El juez Chaskel las miró con perplejidad desde el estrado. No le gustaba que lo hubieran puesto en semejante posición, no después de haber conducido lo que le parecía un juicio impecable, a prueba de cualquier apelación.

– ¿Y cómo es que me entero ahora por primera vez de todo este lío? -Miró a Lourdes Rubio-. Señorita Rubio, ¿qué tiene que decir la defensa en este asunto?

Lourdes Rubio se levantó y miró directamente al juez, sin desviar en ningún momento los ojos hacia C. J.

– Señoría, he hablado con mi cliente y he leído los informes de la policía referentes a la agresión sufrida por la señorita Townsend. También he hablado con ella. -Hizo una breve pausa y prosiguió-: Creo que las acusaciones de mi cliente carecen de base, y no las respaldo.

El juez Chaskel permaneció en silencio unos instantes, meditando su reacción y las palabras que iba a pronunciar a continuación. Los asistentes en la sala callaron también. Por fin habló. Aunque sonaba sincero, sus palabras parecieron escogidas pensando en el informe del tribunal:

– Señorita Townsend, lamento que hoy se haya visto forzada a desvelar ante este tribunal un asunto tan privado, y solo me cabe confiar en que la prensa que se halla presente y que dispone de esta información sepa tratarla con el tacto y discreción que merece.

– ¡Todo eso no es más que una jodida mierda! -Bantling empujó violentamente la mesa de la defensa con ambas manos, haciendo saltar por los aires los papeles de Lourdes Rubio-. ¿Acaso van a matarme porque esa puta mentirosa les da pena?

Tres agentes de Vigilancia Penitenciaria lo agarraron por detrás, aferrándole brazos y piernas al tiempo que forcejeaba con ellos.
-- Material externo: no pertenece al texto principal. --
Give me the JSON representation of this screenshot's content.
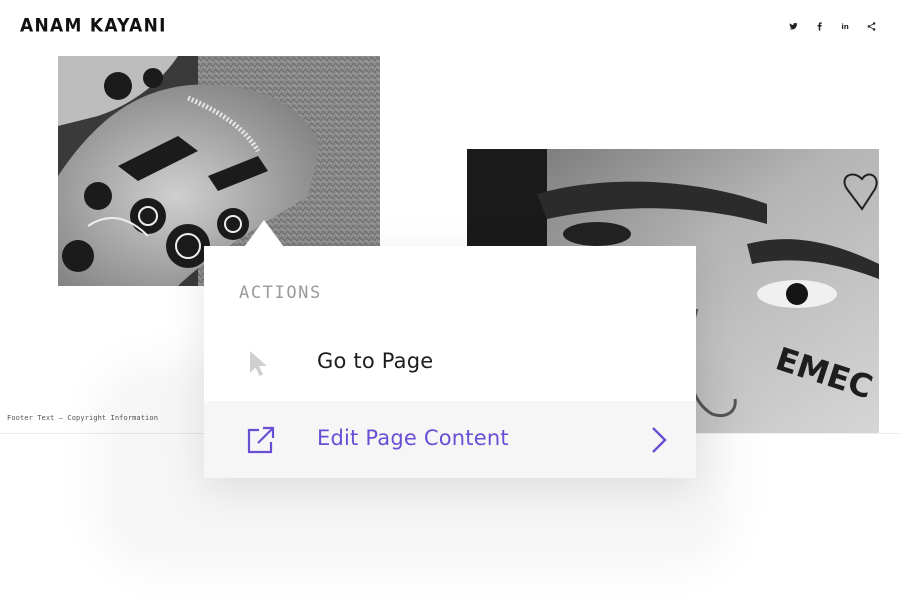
{
  "site": {
    "title": "ANAM KAYANI"
  },
  "social": {
    "icons": [
      "twitter-icon",
      "facebook-icon",
      "linkedin-icon",
      "share-icon"
    ],
    "linkedin_label": "in"
  },
  "footer": {
    "text": "Footer Text — Copyright Information"
  },
  "popup": {
    "heading": "ACTIONS",
    "items": [
      {
        "label": "Go to Page",
        "icon": "cursor-pointer-icon"
      },
      {
        "label": "Edit Page Content",
        "icon": "external-link-icon",
        "trailing_icon": "chevron-right-icon"
      }
    ]
  },
  "images": [
    {
      "name": "tattoo-arm-photo"
    },
    {
      "name": "face-photo",
      "visible_text": "EMEC"
    }
  ],
  "colors": {
    "accent": "#6a4fd6",
    "muted_icon": "#cfcfcf",
    "heading": "#9a9a9a",
    "text": "#1d1d1d"
  }
}
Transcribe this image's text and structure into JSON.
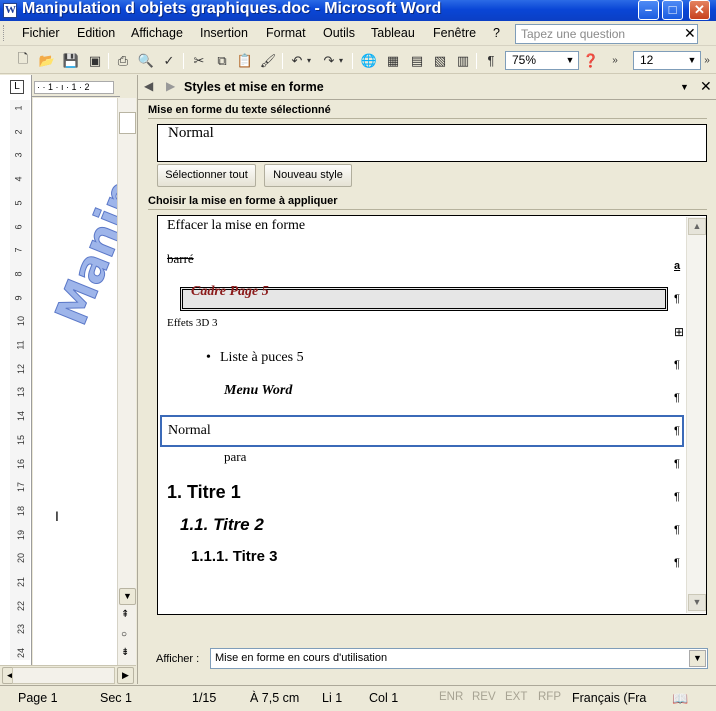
{
  "window": {
    "title": "Manipulation d objets graphiques.doc - Microsoft Word",
    "app_icon": "word-doc-icon"
  },
  "menubar": {
    "items": [
      "Fichier",
      "Edition",
      "Affichage",
      "Insertion",
      "Format",
      "Outils",
      "Tableau",
      "Fenêtre",
      "?"
    ],
    "help_placeholder": "Tapez une question"
  },
  "toolbar": {
    "zoom": "75%",
    "font_size": "12",
    "pilcrow": "¶"
  },
  "ruler": {
    "horizontal_text": "· · 1 · ı · 1 · 2",
    "vertical_numbers": [
      "1",
      "2",
      "3",
      "4",
      "5",
      "6",
      "7",
      "8",
      "9",
      "10",
      "11",
      "12",
      "13",
      "14",
      "15",
      "16",
      "17",
      "18",
      "19",
      "20",
      "21",
      "22",
      "23",
      "24"
    ]
  },
  "taskpane": {
    "title": "Styles et mise en forme",
    "section_selected": "Mise en forme du texte sélectionné",
    "selected_style": "Normal",
    "btn_select_all": "Sélectionner tout",
    "btn_new_style": "Nouveau style",
    "section_apply": "Choisir la mise en forme à appliquer",
    "styles": [
      {
        "label": "Effacer la mise en forme",
        "mark": ""
      },
      {
        "label": "barré",
        "mark": "a"
      },
      {
        "label": "Cadre Page 5",
        "mark": "¶"
      },
      {
        "label": "Effets 3D 3",
        "mark": "⊞"
      },
      {
        "label": "Liste à puces 5",
        "mark": "¶"
      },
      {
        "label": "Menu Word",
        "mark": "¶"
      },
      {
        "label": "Normal",
        "mark": "¶"
      },
      {
        "label": "para",
        "mark": "¶"
      },
      {
        "label": "1.  Titre 1",
        "mark": "¶"
      },
      {
        "label": "1.1.  Titre 2",
        "mark": "¶"
      },
      {
        "label": "1.1.1.  Titre 3",
        "mark": "¶"
      }
    ],
    "afficher_label": "Afficher :",
    "afficher_value": "Mise en forme en cours d'utilisation"
  },
  "statusbar": {
    "page": "Page 1",
    "sec": "Sec 1",
    "pages": "1/15",
    "at": "À 7,5 cm",
    "line": "Li 1",
    "col": "Col 1",
    "enr": "ENR",
    "rev": "REV",
    "ext": "EXT",
    "rfp": "RFP",
    "language": "Français (Fra"
  },
  "colors": {
    "titlebar": "#0a46d6",
    "selection_border": "#3b6ab8",
    "cadre_text": "#8b1a1a",
    "wordart": "#6f8fd8"
  }
}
Mientras lo esposaban de pies y manos, Bantling lanzó una mirada de odio desatado hacia C. J., echando espumarajos por la boca.

El juez Chaskel alzó la voz hasta casi gritar:

– Puede usted decidir la estrategia que prefiera con sus abogados de apelación. Por el momento, el asunto se da por concluido. ¡Amordácelo, Hank!

– ¡Eres una maldita zorra embustera, Chloe! ¡Esto no se ha acabado! ¡No se ha acabado! -vociferó Bantling.

Luego, quedó reducido al silencio cuando el alguacil le puso la mordaza.